Build a Bowtie2 index from the assembled contigs
This should be a familiar command by now. Trinity is going to leave you with a standard set of files in a Trinity-out-dir unless you specify otherwise or rename it. So your contigs will just be called Trinity.fasta and you could just call your index Trinity if you don’t have more than one run to keep track of.
bowtie2-build Trinity.fasta Trinity
Map reads to assembled transcriptome reference
bowtie2 -x Trinity -U CMCP6_1ASW.fastq -S CMCP6_1ASW.sam
bowtie2 -x Trinity -U CMCP6_2ASW.fastq -S CMCP6_2ASW.sam
etc. You should have one mapping for each of the four samples.

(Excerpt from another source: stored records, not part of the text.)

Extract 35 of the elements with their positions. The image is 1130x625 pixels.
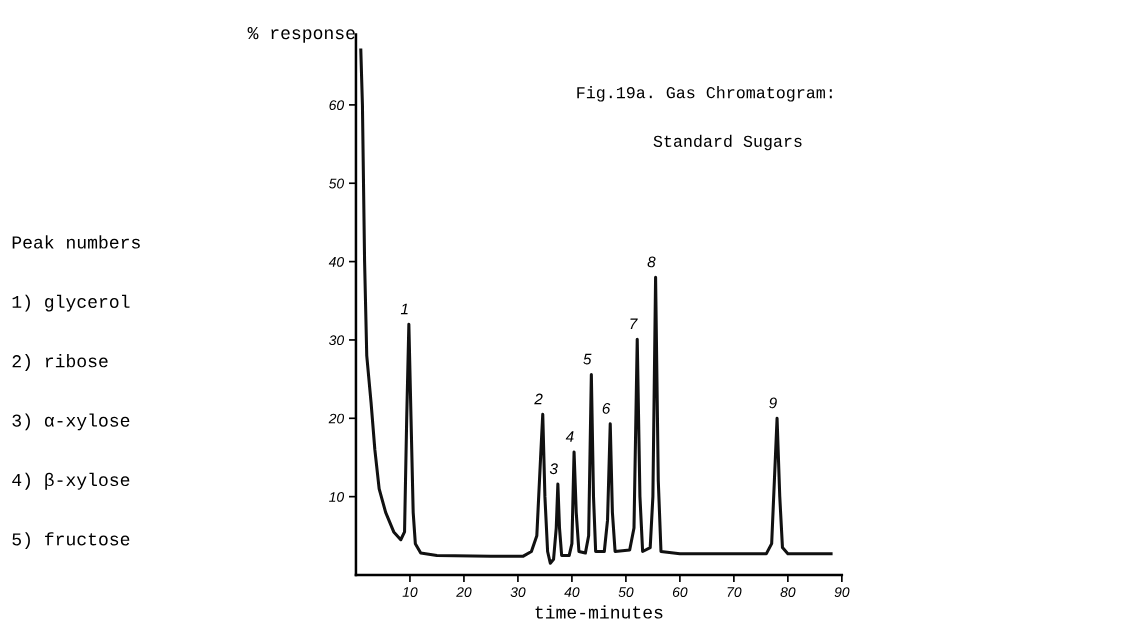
- x-tick-label: 70: [727, 587, 742, 598]
- x-tick-label: 60: [672, 587, 688, 598]
- y-tick-label: 20: [328, 413, 345, 424]
- x-tick-label: 10: [402, 587, 418, 598]
- y-tick-label: 50: [329, 178, 345, 189]
- line-series: [359, 48, 833, 565]
- annotation: 3: [549, 463, 558, 475]
- annotation: 2: [534, 393, 543, 405]
- annotation: 1: [400, 303, 408, 315]
- annotation: 6: [602, 403, 611, 414]
- y-axis-title: % response: [247, 27, 355, 43]
- x-tick-label: 30: [510, 587, 526, 598]
- text: Standard Sugars: [653, 134, 802, 151]
- annotation: 7: [630, 318, 638, 330]
- y-tick-label: 60: [329, 100, 345, 111]
- annotation: 9: [769, 397, 777, 409]
- text: 2) ribose: [12, 354, 108, 371]
- y-tick-label: 40: [328, 256, 345, 267]
- annotation: 5: [583, 353, 592, 365]
- x-tick-label: 90: [834, 587, 850, 598]
- x-tick-label: 40: [564, 587, 580, 598]
- y-tick-label: 30: [329, 335, 345, 346]
- y-tick-label: 10: [329, 491, 345, 502]
- text: 3) α-xylose: [12, 413, 130, 431]
- text: 5) fructose: [12, 532, 130, 550]
- x-tick-label: 50: [618, 587, 634, 598]
- text: Peak numbers: [12, 235, 140, 249]
- text: Fig.19a. Gas Chromatogram:: [577, 86, 832, 102]
- x-tick-label: 80: [780, 587, 796, 598]
- annotation: 4: [565, 431, 574, 442]
- x-axis-title: time-minutes: [535, 605, 663, 619]
- text: 4) β-xylose: [12, 472, 130, 490]
- annotation: 8: [647, 256, 656, 268]
- text: 1) glycerol: [12, 294, 130, 312]
- x-tick-label: 20: [456, 587, 472, 598]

Cluster mapped reads and contigs with Corset
So, if Trinity is producing the reference transcriptome assembly and Bowtie2 is doing the read mapping, what is Corset doing? In a nutshell, again — transcriptome assembly produces contigs, but each contig may not uniquely represent a single transcript. Corset considers multiple samples and conditions, and clusters contigs and their associated reads to ensure that when mapped reads are counted up, apples are being compared to apples. It is somewhat analogous to the idea of clustering different sequence forms of genes and their associated ESTs to make UniGenes.

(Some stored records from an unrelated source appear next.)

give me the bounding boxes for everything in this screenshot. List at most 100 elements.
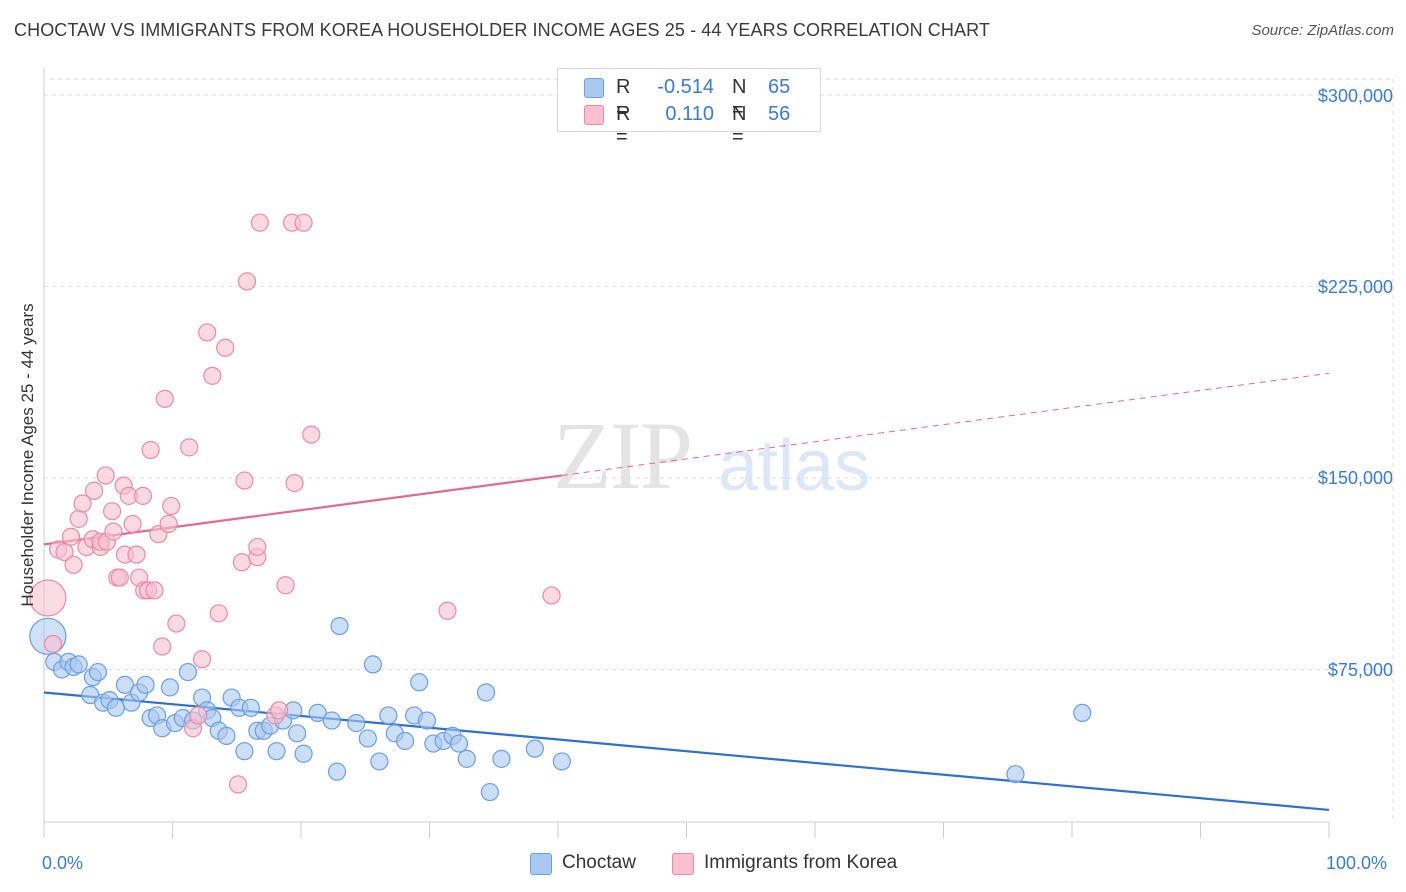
point-choctaw <box>395 731 415 751</box>
point-korea <box>73 494 92 513</box>
point-choctaw <box>379 706 398 725</box>
point-choctaw <box>88 662 108 682</box>
point-choctaw <box>476 683 496 702</box>
point-choctaw <box>115 675 135 694</box>
point-korea <box>302 425 321 444</box>
point-choctaw <box>480 782 499 802</box>
point-choctaw <box>552 752 571 771</box>
point-korea <box>232 553 251 572</box>
point-korea <box>85 481 104 500</box>
legend-n-label: N = <box>732 76 747 121</box>
trend-line-korea <box>43 474 563 546</box>
chart-title: CHOCTAW VS IMMIGRANTS FROM KOREA HOUSEHO… <box>14 20 990 40</box>
point-korea <box>438 601 457 620</box>
point-choctaw <box>288 724 307 743</box>
point-choctaw <box>363 655 383 674</box>
point-korea <box>250 213 269 232</box>
point-korea <box>153 637 172 656</box>
point-korea <box>127 545 146 564</box>
legend-n-value: 65 <box>768 76 791 98</box>
point-korea <box>542 586 561 605</box>
y-tick-75000: $75,000 <box>1327 660 1393 680</box>
point-korea <box>198 323 217 342</box>
point-choctaw <box>358 729 377 748</box>
point-choctaw <box>370 752 389 771</box>
point-korea <box>103 502 122 521</box>
point-korea <box>29 579 67 617</box>
y-axis-label: Householder Income Ages 25 - 44 years <box>18 303 37 607</box>
correlation-legend: R = -0.514 N = 65 R = 0.110 N = 56 <box>557 68 821 148</box>
point-choctaw <box>417 711 437 730</box>
watermark-zip: ZIP <box>553 402 693 509</box>
point-choctaw <box>241 698 260 717</box>
bottom-legend-label: Choctaw <box>562 852 636 873</box>
point-korea <box>55 542 74 562</box>
x-tick-max: 100.0% <box>1326 853 1388 873</box>
point-choctaw <box>327 762 347 781</box>
legend-r-value: -0.514 <box>657 76 714 98</box>
point-choctaw <box>235 742 254 761</box>
point-korea <box>228 775 248 794</box>
point-choctaw <box>330 616 349 636</box>
point-korea <box>167 614 186 633</box>
legend-n-label: N = <box>732 103 747 148</box>
point-choctaw <box>160 678 180 697</box>
point-korea <box>237 272 257 291</box>
point-choctaw <box>492 749 511 768</box>
point-choctaw <box>525 739 544 758</box>
point-korea <box>203 366 222 385</box>
point-korea <box>43 634 63 654</box>
y-tick-300000: $300,000 <box>1317 86 1393 106</box>
point-korea <box>145 581 164 600</box>
point-korea <box>294 213 313 232</box>
data-points <box>29 213 1092 802</box>
legend-r-label: R = <box>616 76 631 121</box>
point-choctaw <box>457 749 476 768</box>
point-korea <box>209 604 228 623</box>
point-korea <box>162 496 181 516</box>
legend-n-value: 56 <box>768 103 791 125</box>
point-choctaw <box>410 673 429 692</box>
point-choctaw <box>1006 765 1025 784</box>
point-korea <box>180 438 199 457</box>
point-choctaw <box>106 698 126 717</box>
point-korea <box>155 389 174 408</box>
bottom-legend-swatch-choctaw <box>530 853 552 875</box>
y-tick-225000: $225,000 <box>1317 277 1393 297</box>
point-korea <box>104 522 123 541</box>
point-korea <box>270 701 289 720</box>
trend-lines <box>43 372 1330 812</box>
point-korea <box>192 650 212 669</box>
y-tick-150000: $150,000 <box>1317 468 1393 488</box>
bottom-legend-swatch-korea <box>672 853 694 875</box>
point-korea <box>61 527 81 546</box>
point-choctaw <box>322 711 341 730</box>
source-label: Source: ZipAtlas.com <box>1251 22 1394 39</box>
point-korea <box>159 514 178 534</box>
trend-line-korea-extension <box>561 372 1330 476</box>
point-korea <box>141 440 160 460</box>
point-korea <box>123 514 142 534</box>
point-korea <box>248 537 267 557</box>
point-korea <box>69 509 88 528</box>
axes <box>43 68 1330 838</box>
bottom-legend-label: Immigrants from Korea <box>704 852 898 873</box>
point-korea <box>276 576 295 595</box>
point-korea <box>96 466 115 485</box>
legend-swatch-korea <box>584 105 604 125</box>
point-choctaw <box>449 734 469 753</box>
point-choctaw <box>308 703 327 723</box>
point-korea <box>133 486 153 505</box>
point-choctaw <box>1073 703 1092 723</box>
point-choctaw <box>178 662 198 682</box>
x-tick-min: 0.0% <box>42 853 84 873</box>
point-korea <box>285 474 304 493</box>
legend-swatch-choctaw <box>584 78 604 98</box>
point-korea <box>110 568 129 587</box>
point-choctaw <box>136 675 155 694</box>
point-choctaw <box>217 726 236 745</box>
legend-r-label: R = <box>616 103 631 148</box>
point-korea <box>64 555 83 574</box>
watermark-atlas: atlas <box>718 426 871 506</box>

Corset runs on *.bam files, so prior to starting your run you need to convert them using samtools.
samtools view -S -b CMCP6_1ASW.sam > CMCP6_1ASW.bam
The Corset command line takes a list of groups (e.g. ASW vs. HS) and a list of filenames belonging to each group. So if you had just one replicate of each of two groups,
corset -g 1,2 -n ASW,HS CMCP6_1ASW.bam...etc.

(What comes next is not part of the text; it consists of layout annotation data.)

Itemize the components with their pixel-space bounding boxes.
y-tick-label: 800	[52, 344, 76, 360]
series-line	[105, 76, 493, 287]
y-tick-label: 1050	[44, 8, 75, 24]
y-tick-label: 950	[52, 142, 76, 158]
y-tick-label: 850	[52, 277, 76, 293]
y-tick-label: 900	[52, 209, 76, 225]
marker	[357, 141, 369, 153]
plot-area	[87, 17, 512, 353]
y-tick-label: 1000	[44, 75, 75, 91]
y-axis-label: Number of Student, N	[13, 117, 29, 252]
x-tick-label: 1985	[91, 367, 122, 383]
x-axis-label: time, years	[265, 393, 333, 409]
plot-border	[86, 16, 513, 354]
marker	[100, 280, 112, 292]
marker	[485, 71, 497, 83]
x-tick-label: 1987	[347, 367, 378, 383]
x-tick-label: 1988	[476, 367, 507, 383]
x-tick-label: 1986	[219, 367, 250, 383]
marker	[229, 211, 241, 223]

Differential expression analysis
Once you have obtained your feature counts following each of these two methods, you’ll need to calculate differential expression between them. We’d like to do this using the R package EdgeR. We’ll get into how to do this next week.
Alternate approach: Tuxedo pipeline in Galaxy
If you don’t want to fool around with command line programs and RStudio (or you just want to try something different) I have an older tutorial about how to run the Tuxedo pipeline to get differential expression values in the Galaxy online workflow system. If you are hunting for some extra credit, you can try that pipeline out alongside these methods, and compare your top differentially expressed genes side by side.